Net income was $204 million, or 49 cents of diluted earnings per share, compared with $197 million, or 46 cents, in the same period a year ago. Normalized net income was $236 million, or 57 cents, compared to $239 million, or 56 cents, for the same period last year.

Non-GAAP EPS of 57 cents beat Newell’s guidance calling for normalized net profit in the range of 45 to 48 cents per share and Wall Street’s consensus estimate of 47 cents.

Looking ahead, Newell is updating its 2022 currency outlook while maintaining its revenue and earnings outlook at constant currency. The full year requires:

  • Sales are expected to be between $9.76 billion and $9.98 billion, down from previous guidance of $9.76 billion to $9.98 billion;
  • Core sales should still be flat at 2% growth;
  • Normalized IFO margin is expected to be between 11.2% and 11.4%, down from the previous guidance of 11.5% to 11.8%; and
  • Normalized EPS is expected to range between $1.79 and $1.86, down from the previous forecast of $1.85 to $1.93.
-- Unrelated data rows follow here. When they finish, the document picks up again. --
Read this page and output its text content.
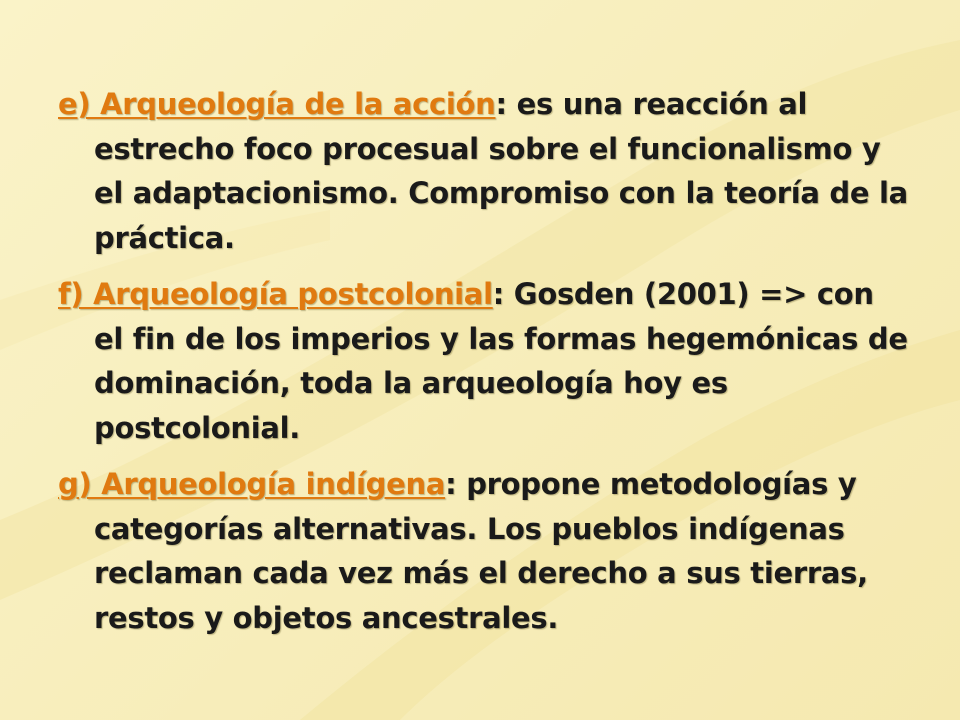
e) Arqueología de la acción: es una reacción al estrecho foco procesual sobre el funcionalismo y el adaptacionismo. Compromiso con la teoría de la práctica.

f) Arqueología postcolonial: Gosden (2001) => con el fin de los imperios y las formas hegemónicas de dominación, toda la arqueología hoy es postcolonial.

g) Arqueología indígena: propone metodologías y categorías alternativas. Los pueblos indígenas reclaman cada vez más el derecho a sus tierras, restos y objetos ancestrales.
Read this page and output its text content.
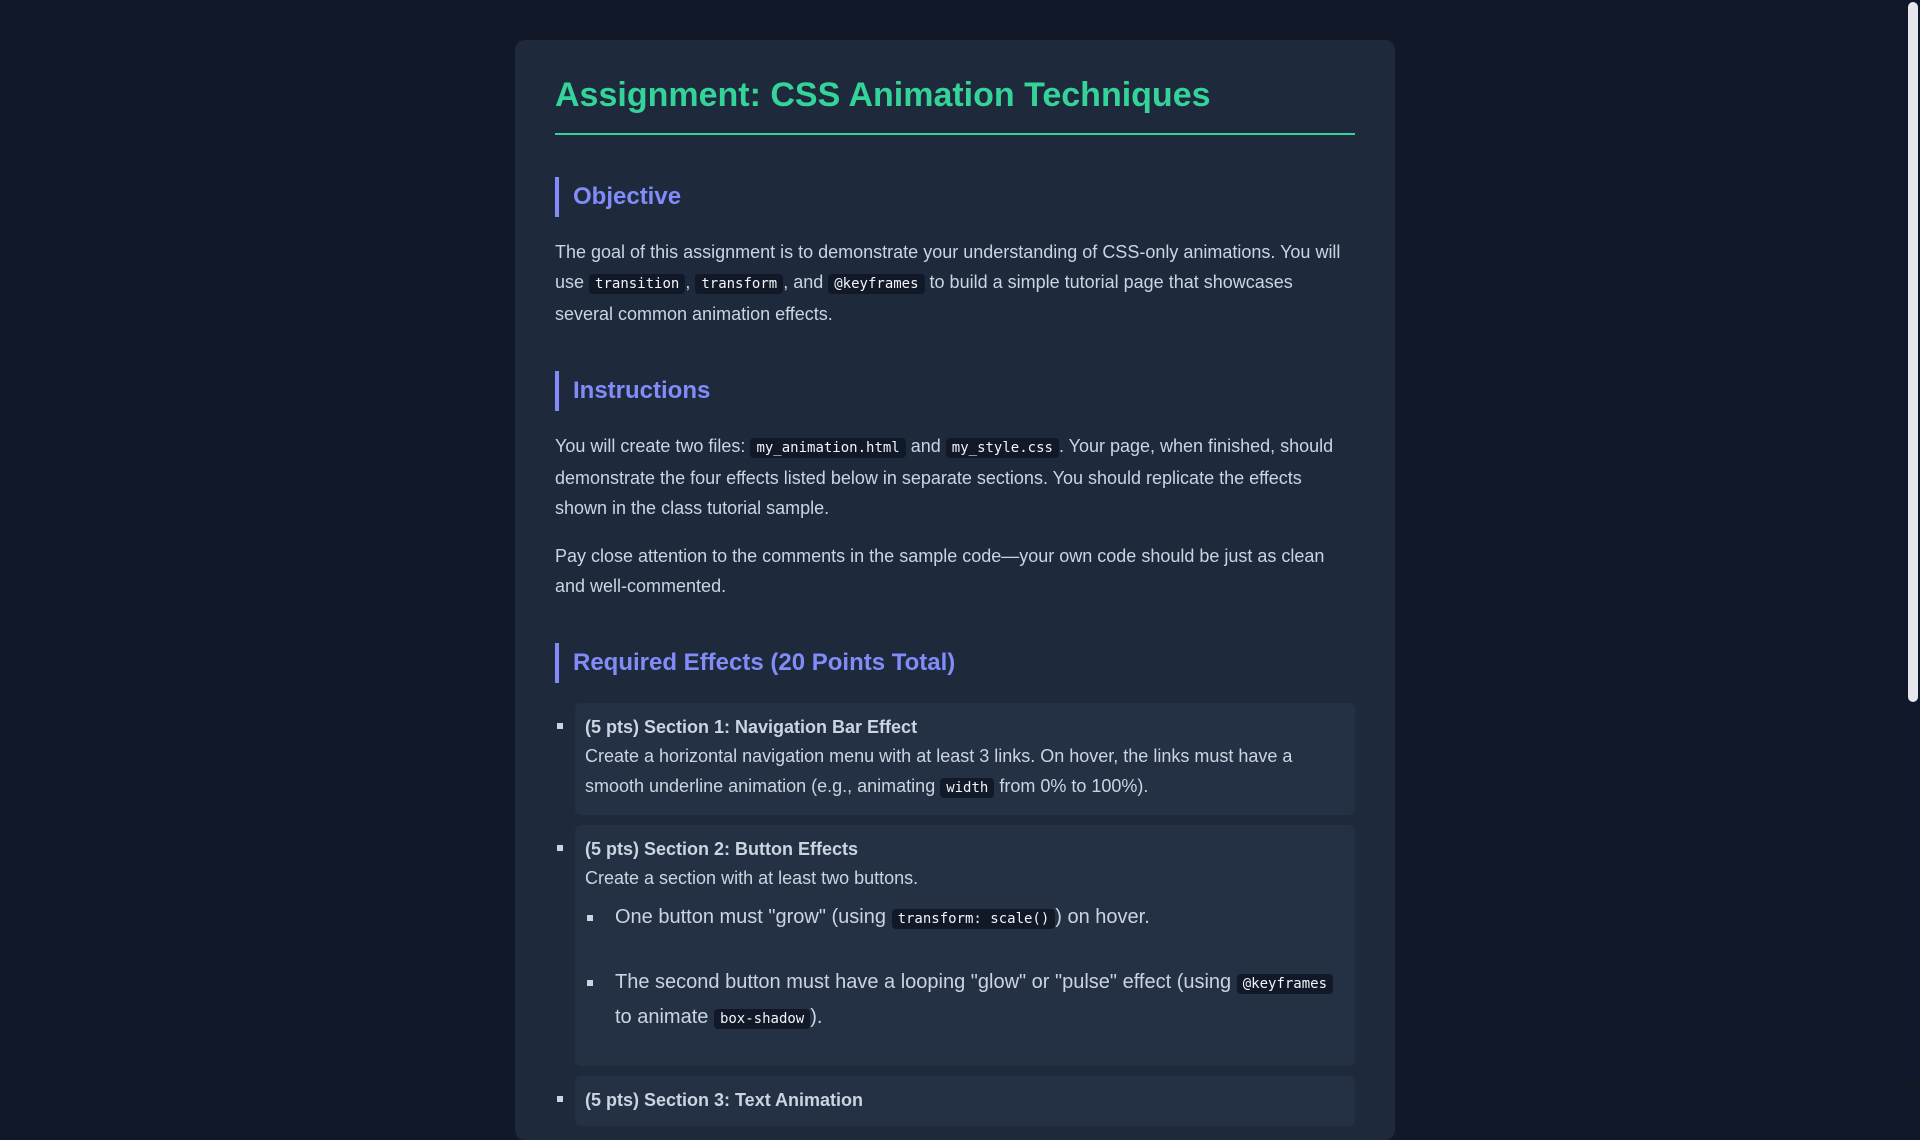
Assignment: CSS Animation Techniques
Objective

The goal of this assignment is to demonstrate your understanding of CSS-only animations. You will use transition , transform , and @keyframes to build a simple tutorial page that showcases several common animation effects.

Instructions

You will create two files: my_animation.html and my_style.css . Your page, when finished, should demonstrate the four effects listed below in separate sections. You should replicate the effects shown in the class tutorial sample.

Pay close attention to the comments in the sample code—your own code should be just as clean and well-commented.

Required Effects (20 Points Total)
(5 pts) Section 1: Navigation Bar Effect
Create a horizontal navigation menu with at least 3 links. On hover, the links must have a smooth underline animation (e.g., animating width from 0% to 100%).
(5 pts) Section 2: Button Effects
Create a section with at least two buttons.
One button must "grow" (using transform: scale() ) on hover.
The second button must have a looping "glow" or "pulse" effect (using @keyframes to animate box-shadow ).
(5 pts) Section 3: Text Animation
“As we look ahead, inflation remains elevated and we expect a tougher second half compared to the first,” Saligram said on the analyst call. “There is greater macroeconomic uncertainty and headwinds to consumer demand, with some retailers taking a tighter stance on inventory. The higher cost of living during inflation is putting pressure on shoppers’ wallets, weighing on consumer sentiment and demand, especially at lower income levels.
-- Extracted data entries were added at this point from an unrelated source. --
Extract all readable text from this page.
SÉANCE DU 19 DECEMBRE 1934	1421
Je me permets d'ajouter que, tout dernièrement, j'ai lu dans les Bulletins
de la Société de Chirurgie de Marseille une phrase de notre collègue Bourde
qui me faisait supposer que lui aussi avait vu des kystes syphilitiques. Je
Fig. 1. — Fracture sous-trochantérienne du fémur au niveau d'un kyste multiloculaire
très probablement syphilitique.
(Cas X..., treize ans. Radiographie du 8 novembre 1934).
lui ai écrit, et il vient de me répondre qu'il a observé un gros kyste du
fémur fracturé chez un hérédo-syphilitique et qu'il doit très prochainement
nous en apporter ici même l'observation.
He noted that Newell had already begun to plan for more difficult conditions, and some categories, primarily home fragrances, experienced a pullback in consumer demand that was more acute than initially expected and mitigation measures are in place. taken. The strengthening dollar has been another key development in recent months to challenge Newell’s outlook.

He said: “We are redoubling our efforts to mitigate the adverse impact of currency and inflation as we accelerate our productivity actions, further refine overhead and discretionary spend management and assess pricing opportunities. in international markets.”